Dengan demikian, karakter adalah kejiwaan, akhlak atau budi pekerti yang menjadi ciri khas seseorang atau sekelompok orang. Karakter merupakan nilai-nilai
perilaku manusia yang berhubungan dengan Tuhan Yang Maha Esa, diri sendiri, sesama manusia, lingkungan, dan kebangsaan yang terwujud dalam pikiran, sikap,
perasaan, perkataan, dan perbuatan berdasarkan norma-norma agama, hukum, tata krama, budaya, dan adat istiadat. Karakter dapat juga diartikan sama dengan akhlak
dan budi pekerti sehingga karakter bangsa sama dengan akhlak bangsa atau budi pekerti bangsa.
2.1.1 Pendidikan Karakter
Pendidikan karakter memiliki beragam istilah dan pemahaman antara lain pendidikan akhlak, budi pekerti, nilai, moral, etika dan lain sebagainya. Namun
istilah karakter sendiri lebih kuat karena berkaitan dengan sesuatu yang melekat di dalam setiap individu. Menurut Kemendiknas 2010: 3, pendidikan karakter adalah
suatu usaha sadar dan sistematis dalam mengembangkan potensi siswa agar mampu melakukan proses internalisasi, menghayati nilai-nilai menjadi kepribadian mereka
dalam bergaul di masyarakat, dan mengembangkan kehidupan masyarakat yang lebih
sejahtera, serta mengembangkan kehidupan bangsa bermartabat. Jadi, pendidikan karakter adalah suatu sistem penanaman nilai-nilai karakter kepada warga sekolah
yang meliputi komponen pengetahuan, kesadaran atau kemauan, dan tindakan untuk melaksanakan nilai-nilai tersebut, baik terhadap Tuhan Yang Maha Esa YME, diri
sendiri, sesama, lingkungan maupun kebangsaan. Sehingga, pendidikan karakter merupakan usaha aktif untuk membentuk kebiasaan habit sehingga sifat positif akan
terukir sejak dini, agar dapat mengambil keputusan dengan baik dan bijak serta dapat mempraktekannya dalam kehidupan sehari-sehari.
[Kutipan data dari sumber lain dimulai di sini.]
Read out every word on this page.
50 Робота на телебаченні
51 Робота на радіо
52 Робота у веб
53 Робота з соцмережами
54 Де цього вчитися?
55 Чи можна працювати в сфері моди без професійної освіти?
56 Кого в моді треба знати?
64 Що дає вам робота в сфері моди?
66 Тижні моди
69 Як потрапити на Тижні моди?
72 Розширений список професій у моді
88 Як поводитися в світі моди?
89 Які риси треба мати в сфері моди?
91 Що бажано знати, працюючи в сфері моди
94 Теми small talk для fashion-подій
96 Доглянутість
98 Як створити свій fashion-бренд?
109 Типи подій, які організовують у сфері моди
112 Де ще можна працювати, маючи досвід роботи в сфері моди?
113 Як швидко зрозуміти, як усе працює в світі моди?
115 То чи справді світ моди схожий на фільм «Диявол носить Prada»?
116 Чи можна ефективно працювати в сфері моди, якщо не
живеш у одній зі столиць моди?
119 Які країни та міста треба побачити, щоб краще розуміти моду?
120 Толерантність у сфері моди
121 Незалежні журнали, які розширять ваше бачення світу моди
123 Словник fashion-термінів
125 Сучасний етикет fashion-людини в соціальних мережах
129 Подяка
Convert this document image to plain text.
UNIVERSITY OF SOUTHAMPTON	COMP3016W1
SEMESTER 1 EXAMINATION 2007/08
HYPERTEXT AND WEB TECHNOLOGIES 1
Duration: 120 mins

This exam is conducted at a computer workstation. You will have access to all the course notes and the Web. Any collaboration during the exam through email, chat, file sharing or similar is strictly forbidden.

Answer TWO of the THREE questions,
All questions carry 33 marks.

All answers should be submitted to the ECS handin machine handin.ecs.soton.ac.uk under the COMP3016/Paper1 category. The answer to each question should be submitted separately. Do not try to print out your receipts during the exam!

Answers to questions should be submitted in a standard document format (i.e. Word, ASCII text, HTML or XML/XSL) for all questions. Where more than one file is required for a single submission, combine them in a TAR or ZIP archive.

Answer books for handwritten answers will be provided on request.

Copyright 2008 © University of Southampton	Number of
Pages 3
Menurut Marsigit 2011, implementasi pendidikan karakter dalam pendidikan matematika di sekolah dapat menekankan kepada hubungan antar manusia dalam
dimensinya dan menghargai adanya perbedaan individu baik dalam kemampuan maupun pengalamannya. Implementasi pendidikan karakter dalam pembelajaran
matematika berimplikasi pada fungsi guru sebagai fasilitator dengan sebaik-baiknya agar siswa dapat mempelajari matematika secara optimal. Siswa ditempatkan sebagai
titik pusat pembelajaran, guru bertugas menciptakan suasana, menyediakan fasilitas dan peranan guru lebih bersifat sebagai manajer daripada pengajar.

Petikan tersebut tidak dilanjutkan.